Advances in genetic and computational tools have enabled researchers to study complex networks of gene expression in individual cells, and the patterns of gene expression in a population of cells across time. This is a major step forward compared to studies that focused on the expression of only a handful of genes, or only one gene or protein at a time. Researchers can now systematically eliminate or exaggerate the expression of individual genes, and assess the impact of removing or overexpressing those genes, and they can do so for huge numbers of genes.
Scientists have now done just that for human embryonic stem cells (hESCs), which orchestrate the development and growth of the human body. In this study, about 18,000 genes were deleted and 12,000 were overexpressed. The work has been reported in Genes & Development. It showed that as stem cells give rise to all the specialized cell types that make up the various tissues and organs we have, they do so through networks of gene expression.
"Our methods allowed us to create an atlas of nearly every gene in the human genome and determine what its overexpression or loss does to the most fundamental first steps of human development," said lead study author Kamila Naxerova, Ph.D. "Instead of looking at genes one by one, we looked at thousands of genetic alterations at the same time to determine how they affect the proliferation of embryonic stem cells, and, subsequently, the development of the three germ layers that serve as the raw material for human tissues."
When genes that are known to be involved in differentiation were deleted, the researchers were surprised to find that the stem cells were resistant to cell death.

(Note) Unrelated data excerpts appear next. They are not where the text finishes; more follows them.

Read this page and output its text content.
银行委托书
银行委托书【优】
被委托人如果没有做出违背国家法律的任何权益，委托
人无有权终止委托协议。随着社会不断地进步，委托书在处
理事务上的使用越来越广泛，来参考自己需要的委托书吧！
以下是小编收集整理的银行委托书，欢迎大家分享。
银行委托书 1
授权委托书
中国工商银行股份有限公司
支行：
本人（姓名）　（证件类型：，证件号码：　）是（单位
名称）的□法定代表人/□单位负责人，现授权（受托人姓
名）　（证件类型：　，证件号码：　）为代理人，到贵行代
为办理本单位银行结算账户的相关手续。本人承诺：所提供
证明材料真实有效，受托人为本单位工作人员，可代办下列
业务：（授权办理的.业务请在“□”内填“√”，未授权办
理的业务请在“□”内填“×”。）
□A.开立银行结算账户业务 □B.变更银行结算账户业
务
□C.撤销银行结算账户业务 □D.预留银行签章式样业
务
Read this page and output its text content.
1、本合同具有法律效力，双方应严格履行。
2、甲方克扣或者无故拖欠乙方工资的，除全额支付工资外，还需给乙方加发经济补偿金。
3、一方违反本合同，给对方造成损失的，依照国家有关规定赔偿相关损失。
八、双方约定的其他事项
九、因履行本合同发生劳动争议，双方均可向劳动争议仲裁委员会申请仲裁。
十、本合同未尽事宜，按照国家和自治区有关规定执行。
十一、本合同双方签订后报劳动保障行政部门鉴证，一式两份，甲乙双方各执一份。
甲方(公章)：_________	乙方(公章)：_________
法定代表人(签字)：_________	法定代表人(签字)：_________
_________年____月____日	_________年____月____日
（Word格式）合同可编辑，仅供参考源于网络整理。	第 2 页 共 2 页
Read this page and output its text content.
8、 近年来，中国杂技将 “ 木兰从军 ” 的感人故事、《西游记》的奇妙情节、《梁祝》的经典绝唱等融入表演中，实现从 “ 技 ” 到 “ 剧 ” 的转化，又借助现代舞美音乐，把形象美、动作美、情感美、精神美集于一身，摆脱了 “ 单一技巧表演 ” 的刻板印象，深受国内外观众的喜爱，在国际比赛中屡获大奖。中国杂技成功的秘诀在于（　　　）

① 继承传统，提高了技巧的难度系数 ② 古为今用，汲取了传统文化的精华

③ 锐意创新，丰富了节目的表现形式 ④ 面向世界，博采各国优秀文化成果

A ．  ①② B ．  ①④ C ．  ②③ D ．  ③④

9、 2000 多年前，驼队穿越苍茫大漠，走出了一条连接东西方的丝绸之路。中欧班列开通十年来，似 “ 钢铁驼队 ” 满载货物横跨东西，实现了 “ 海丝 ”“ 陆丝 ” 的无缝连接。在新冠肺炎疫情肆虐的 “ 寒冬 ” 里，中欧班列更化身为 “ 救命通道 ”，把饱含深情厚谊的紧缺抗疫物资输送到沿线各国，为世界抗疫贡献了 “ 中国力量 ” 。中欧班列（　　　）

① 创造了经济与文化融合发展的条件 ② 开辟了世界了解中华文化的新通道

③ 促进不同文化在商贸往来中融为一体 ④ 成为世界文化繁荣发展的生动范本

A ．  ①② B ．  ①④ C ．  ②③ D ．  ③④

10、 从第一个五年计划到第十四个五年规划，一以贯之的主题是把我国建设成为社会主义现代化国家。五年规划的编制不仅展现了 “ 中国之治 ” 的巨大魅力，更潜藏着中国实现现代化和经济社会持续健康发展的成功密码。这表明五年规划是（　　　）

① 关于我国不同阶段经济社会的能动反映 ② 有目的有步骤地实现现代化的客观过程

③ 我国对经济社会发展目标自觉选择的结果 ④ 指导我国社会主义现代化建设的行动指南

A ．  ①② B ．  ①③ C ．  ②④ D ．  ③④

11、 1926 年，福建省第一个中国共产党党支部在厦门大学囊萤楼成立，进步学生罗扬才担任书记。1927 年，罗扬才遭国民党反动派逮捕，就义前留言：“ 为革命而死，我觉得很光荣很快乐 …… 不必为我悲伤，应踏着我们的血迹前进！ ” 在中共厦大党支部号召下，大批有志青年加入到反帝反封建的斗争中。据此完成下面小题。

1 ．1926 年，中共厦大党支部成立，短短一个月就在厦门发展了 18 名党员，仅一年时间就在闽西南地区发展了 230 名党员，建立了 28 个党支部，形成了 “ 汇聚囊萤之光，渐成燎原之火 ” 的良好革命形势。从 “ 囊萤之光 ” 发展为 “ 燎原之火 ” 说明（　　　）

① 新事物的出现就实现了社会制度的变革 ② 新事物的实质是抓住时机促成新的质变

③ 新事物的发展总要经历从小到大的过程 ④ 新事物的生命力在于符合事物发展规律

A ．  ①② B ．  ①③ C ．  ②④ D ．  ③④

These genes may, therefore, be involved in both processes, they reasoned. Growth and death has to be carefully controlled and balanced in the cells of growing organisms, the study suggested. The hESCs were also less likely to die when a molecular structure called the SAGA complex was lost, but all three germ layers also failed to develop, highlighting the dual role of SAGA. Genes involved in germ layer development are known to influence the growth of cancer as well.
Scientists will have to reveal how genetic influences control the function of human embryonic stem cells in order to fully understand developmental biology and regenerative medicine, said co-corresponding study author Stephen Elledge, Ph.D., the Gregor Mendel Professor of Genetics and of Medicine at Brigham and Women's Hospital. "Our study provides the most extensive examination of gene functionality in hESCs to date."